A peripheral smear shows red cells the size of a small lymphocyte nucleus with central pallor exceeding one-third diameter. This is microcytic, hypochromic morphology, correlating with a low MCV and low MCH, classically iron deficiency. The exam wants you to connect the morphologic word to the index, not just label the picture: microcytic = low MCV, hypochromic = low MCH/MCHC, macrocytic = high MCV. Conversely, if a stem gives you an MCV of 110 fL, you should already be picturing oval macrocytes and possibly hypersegmented neutrophils before the question finishes.

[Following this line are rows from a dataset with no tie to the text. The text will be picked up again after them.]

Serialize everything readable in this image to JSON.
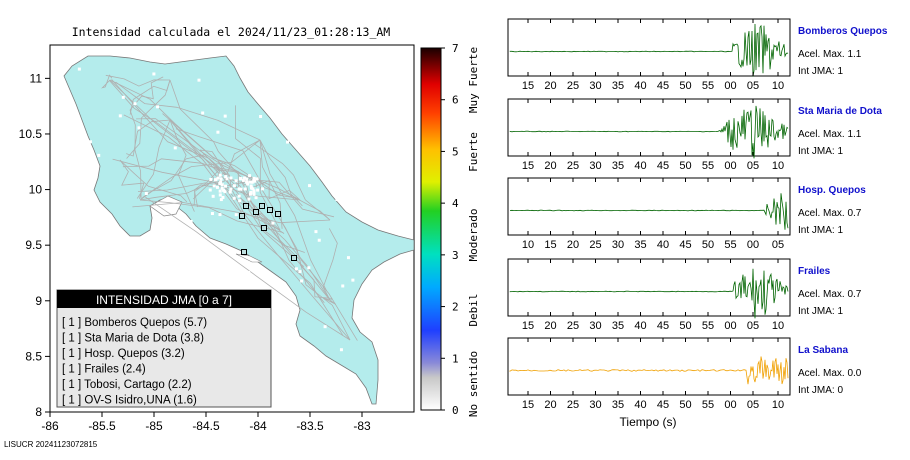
{
  "map": {
    "title": "Intensidad calculada el 2024/11/23_01:28:13_AM",
    "lon_ticks": [
      "-86",
      "-85.5",
      "-85",
      "-84.5",
      "-84",
      "-83.5",
      "-83"
    ],
    "lat_ticks": [
      "11",
      "10.5",
      "10",
      "9.5",
      "9",
      "8.5",
      "8"
    ],
    "footer": "LISUCR 20241123072815",
    "land_color": "#b4ecec",
    "legend": {
      "title": "INTENSIDAD JMA [0 a 7]",
      "items": [
        "[ 1 ]  Bomberos Quepos (5.7)",
        "[ 1 ]  Sta Maria de Dota (3.8)",
        "[ 1 ]  Hosp. Quepos (3.2)",
        "[ 1 ]  Frailes (2.4)",
        "[ 1 ]  Tobosi, Cartago (2.2)",
        "[ 1 ]  OV-S Isidro,UNA (1.6)"
      ]
    },
    "colorbar": {
      "ticks": [
        "0",
        "1",
        "2",
        "3",
        "4",
        "5",
        "6",
        "7"
      ],
      "zones": [
        "No sentido",
        "Debil",
        "Moderado",
        "Fuerte",
        "Muy Fuerte"
      ]
    }
  },
  "chart_data": [
    {
      "type": "line",
      "station": "Bomberos Quepos",
      "accel_label": "Acel. Max. 1.1",
      "int_label": "Int JMA: 1",
      "x_ticks": [
        "15",
        "20",
        "25",
        "30",
        "35",
        "40",
        "45",
        "50",
        "55",
        "00",
        "05",
        "10"
      ],
      "color": "#006400"
    },
    {
      "type": "line",
      "station": "Sta Maria de Dota",
      "accel_label": "Acel. Max. 1.1",
      "int_label": "Int JMA: 1",
      "x_ticks": [
        "15",
        "20",
        "25",
        "30",
        "35",
        "40",
        "45",
        "50",
        "55",
        "00",
        "05",
        "10"
      ],
      "color": "#006400"
    },
    {
      "type": "line",
      "station": "Hosp. Quepos",
      "accel_label": "Acel. Max. 0.7",
      "int_label": "Int JMA: 1",
      "x_ticks": [
        "10",
        "15",
        "20",
        "25",
        "30",
        "35",
        "40",
        "45",
        "50",
        "55",
        "00",
        "05"
      ],
      "color": "#006400"
    },
    {
      "type": "line",
      "station": "Frailes",
      "accel_label": "Acel. Max. 0.7",
      "int_label": "Int JMA: 1",
      "x_ticks": [
        "15",
        "20",
        "25",
        "30",
        "35",
        "40",
        "45",
        "50",
        "55",
        "00",
        "05",
        "10"
      ],
      "color": "#006400"
    },
    {
      "type": "line",
      "station": "La Sabana",
      "accel_label": "Acel. Max. 0.0",
      "int_label": "Int JMA: 0",
      "x_ticks": [
        "15",
        "20",
        "25",
        "30",
        "35",
        "40",
        "45",
        "50",
        "55",
        "00",
        "05",
        "10"
      ],
      "color": "#f0a000"
    }
  ],
  "waveforms": {
    "xlabel": "Tiempo (s)"
  }
}
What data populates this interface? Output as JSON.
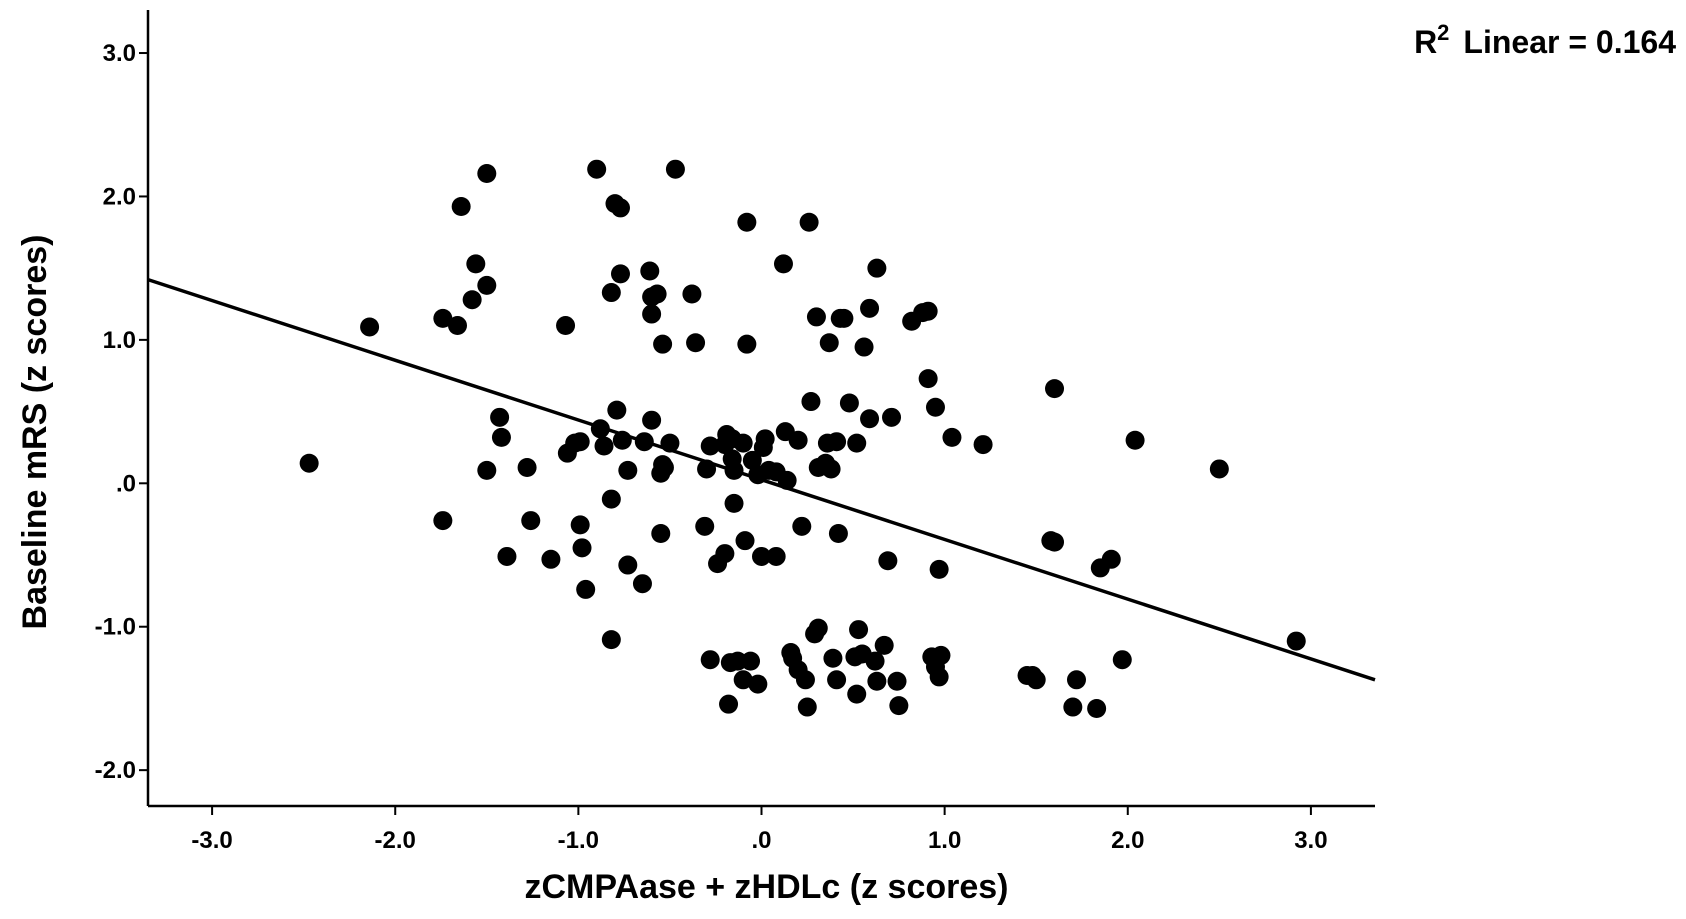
{
  "chart_data": {
    "type": "scatter",
    "title": "",
    "xlabel": "zCMPAase + zHDLc (z scores)",
    "ylabel": "Baseline mRS (z scores)",
    "xlim": [
      -3.35,
      3.35
    ],
    "ylim": [
      -2.25,
      3.3
    ],
    "x_ticks": [
      -3.0,
      -2.0,
      -1.0,
      0.0,
      1.0,
      2.0,
      3.0
    ],
    "x_tick_labels": [
      "-3.0",
      "-2.0",
      "-1.0",
      ".0",
      "1.0",
      "2.0",
      "3.0"
    ],
    "y_ticks": [
      -2.0,
      -1.0,
      0.0,
      1.0,
      2.0,
      3.0
    ],
    "y_tick_labels": [
      "-2.0",
      "-1.0",
      ".0",
      "1.0",
      "2.0",
      "3.0"
    ],
    "grid": false,
    "annotation": {
      "prefix": "R",
      "superscript": "2",
      "label": "Linear = 0.164"
    },
    "fit_line": {
      "type": "linear",
      "x": [
        -3.35,
        3.35
      ],
      "y": [
        1.42,
        -1.37
      ]
    },
    "point_color": "#000000",
    "points": [
      [
        -2.47,
        0.14
      ],
      [
        -2.14,
        1.09
      ],
      [
        -1.74,
        1.15
      ],
      [
        -1.66,
        1.1
      ],
      [
        -1.64,
        1.93
      ],
      [
        -1.56,
        1.53
      ],
      [
        -1.58,
        1.28
      ],
      [
        -1.5,
        1.38
      ],
      [
        -1.5,
        2.16
      ],
      [
        -1.74,
        -0.26
      ],
      [
        -1.43,
        0.46
      ],
      [
        -1.42,
        0.32
      ],
      [
        -1.5,
        0.09
      ],
      [
        -1.28,
        0.11
      ],
      [
        -1.26,
        -0.26
      ],
      [
        -1.39,
        -0.51
      ],
      [
        -1.15,
        -0.53
      ],
      [
        -1.07,
        1.1
      ],
      [
        -1.06,
        0.21
      ],
      [
        -1.02,
        0.28
      ],
      [
        -0.99,
        0.29
      ],
      [
        -0.99,
        -0.29
      ],
      [
        -0.98,
        -0.45
      ],
      [
        -0.96,
        -0.74
      ],
      [
        -0.9,
        2.19
      ],
      [
        -0.88,
        0.38
      ],
      [
        -0.86,
        0.26
      ],
      [
        -0.82,
        1.33
      ],
      [
        -0.8,
        1.95
      ],
      [
        -0.77,
        1.92
      ],
      [
        -0.77,
        1.46
      ],
      [
        -0.79,
        0.51
      ],
      [
        -0.82,
        -0.11
      ],
      [
        -0.76,
        0.3
      ],
      [
        -0.73,
        0.09
      ],
      [
        -0.73,
        -0.57
      ],
      [
        -0.65,
        -0.7
      ],
      [
        -0.82,
        -1.09
      ],
      [
        -0.61,
        1.48
      ],
      [
        -0.6,
        1.3
      ],
      [
        -0.57,
        1.32
      ],
      [
        -0.6,
        1.18
      ],
      [
        -0.54,
        0.97
      ],
      [
        -0.6,
        0.44
      ],
      [
        -0.64,
        0.29
      ],
      [
        -0.54,
        0.13
      ],
      [
        -0.55,
        0.07
      ],
      [
        -0.53,
        0.11
      ],
      [
        -0.5,
        0.28
      ],
      [
        -0.47,
        2.19
      ],
      [
        -0.38,
        1.32
      ],
      [
        -0.36,
        0.98
      ],
      [
        -0.55,
        -0.35
      ],
      [
        -0.31,
        -0.3
      ],
      [
        -0.3,
        0.1
      ],
      [
        -0.28,
        0.26
      ],
      [
        -0.24,
        -0.56
      ],
      [
        -0.2,
        -0.49
      ],
      [
        -0.2,
        0.27
      ],
      [
        -0.19,
        0.34
      ],
      [
        -0.16,
        0.17
      ],
      [
        -0.15,
        0.09
      ],
      [
        -0.16,
        0.31
      ],
      [
        -0.15,
        -0.14
      ],
      [
        -0.1,
        0.28
      ],
      [
        -0.08,
        1.82
      ],
      [
        -0.08,
        0.97
      ],
      [
        -0.09,
        -0.4
      ],
      [
        -0.05,
        0.16
      ],
      [
        -0.02,
        0.06
      ],
      [
        0.01,
        0.25
      ],
      [
        0.02,
        0.31
      ],
      [
        0.04,
        0.09
      ],
      [
        0.08,
        0.08
      ],
      [
        0.0,
        -0.51
      ],
      [
        0.08,
        -0.51
      ],
      [
        0.12,
        1.53
      ],
      [
        0.13,
        0.36
      ],
      [
        0.14,
        0.02
      ],
      [
        0.2,
        0.3
      ],
      [
        0.22,
        -0.3
      ],
      [
        0.26,
        1.82
      ],
      [
        0.27,
        0.57
      ],
      [
        0.3,
        1.16
      ],
      [
        0.31,
        0.11
      ],
      [
        0.35,
        0.14
      ],
      [
        0.36,
        0.28
      ],
      [
        0.37,
        0.98
      ],
      [
        0.38,
        0.1
      ],
      [
        0.41,
        0.29
      ],
      [
        0.42,
        -0.35
      ],
      [
        0.43,
        1.15
      ],
      [
        0.45,
        1.15
      ],
      [
        0.48,
        0.56
      ],
      [
        0.52,
        0.28
      ],
      [
        0.56,
        0.95
      ],
      [
        0.59,
        1.22
      ],
      [
        0.59,
        0.45
      ],
      [
        0.63,
        1.5
      ],
      [
        0.71,
        0.46
      ],
      [
        0.69,
        -0.54
      ],
      [
        0.82,
        1.13
      ],
      [
        0.88,
        1.19
      ],
      [
        0.91,
        1.2
      ],
      [
        0.91,
        0.73
      ],
      [
        0.95,
        0.53
      ],
      [
        1.04,
        0.32
      ],
      [
        1.21,
        0.27
      ],
      [
        0.97,
        -0.6
      ],
      [
        1.6,
        0.66
      ],
      [
        1.58,
        -0.4
      ],
      [
        1.6,
        -0.41
      ],
      [
        1.85,
        -0.59
      ],
      [
        1.91,
        -0.53
      ],
      [
        2.04,
        0.3
      ],
      [
        2.5,
        0.1
      ],
      [
        2.92,
        -1.1
      ],
      [
        -0.28,
        -1.23
      ],
      [
        -0.17,
        -1.25
      ],
      [
        -0.13,
        -1.24
      ],
      [
        -0.06,
        -1.24
      ],
      [
        -0.1,
        -1.37
      ],
      [
        -0.02,
        -1.4
      ],
      [
        -0.18,
        -1.54
      ],
      [
        0.16,
        -1.18
      ],
      [
        0.17,
        -1.22
      ],
      [
        0.2,
        -1.3
      ],
      [
        0.24,
        -1.37
      ],
      [
        0.25,
        -1.56
      ],
      [
        0.29,
        -1.05
      ],
      [
        0.31,
        -1.01
      ],
      [
        0.39,
        -1.22
      ],
      [
        0.41,
        -1.37
      ],
      [
        0.51,
        -1.21
      ],
      [
        0.53,
        -1.02
      ],
      [
        0.55,
        -1.19
      ],
      [
        0.52,
        -1.47
      ],
      [
        0.62,
        -1.24
      ],
      [
        0.63,
        -1.38
      ],
      [
        0.67,
        -1.13
      ],
      [
        0.74,
        -1.38
      ],
      [
        0.75,
        -1.55
      ],
      [
        0.93,
        -1.21
      ],
      [
        0.95,
        -1.28
      ],
      [
        0.97,
        -1.35
      ],
      [
        0.98,
        -1.2
      ],
      [
        1.45,
        -1.34
      ],
      [
        1.48,
        -1.34
      ],
      [
        1.5,
        -1.37
      ],
      [
        1.72,
        -1.37
      ],
      [
        1.7,
        -1.56
      ],
      [
        1.83,
        -1.57
      ],
      [
        1.97,
        -1.23
      ]
    ]
  }
}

Building this two-way mapping between numeric index and morphologic word is one of the highest-yield skills for the hematology portion of the exam, because nearly every disease-correlation item depends on it.

Common Traps

• Confusing the metamyelocyte (cannot divide, indented nucleus) with the myelocyte (last dividing stage).
• Forgetting that the orthochromic normoblast still has a nucleus but cannot divide.
• Treating reticulocytes as nucleated; they are anucleate but RNA-positive.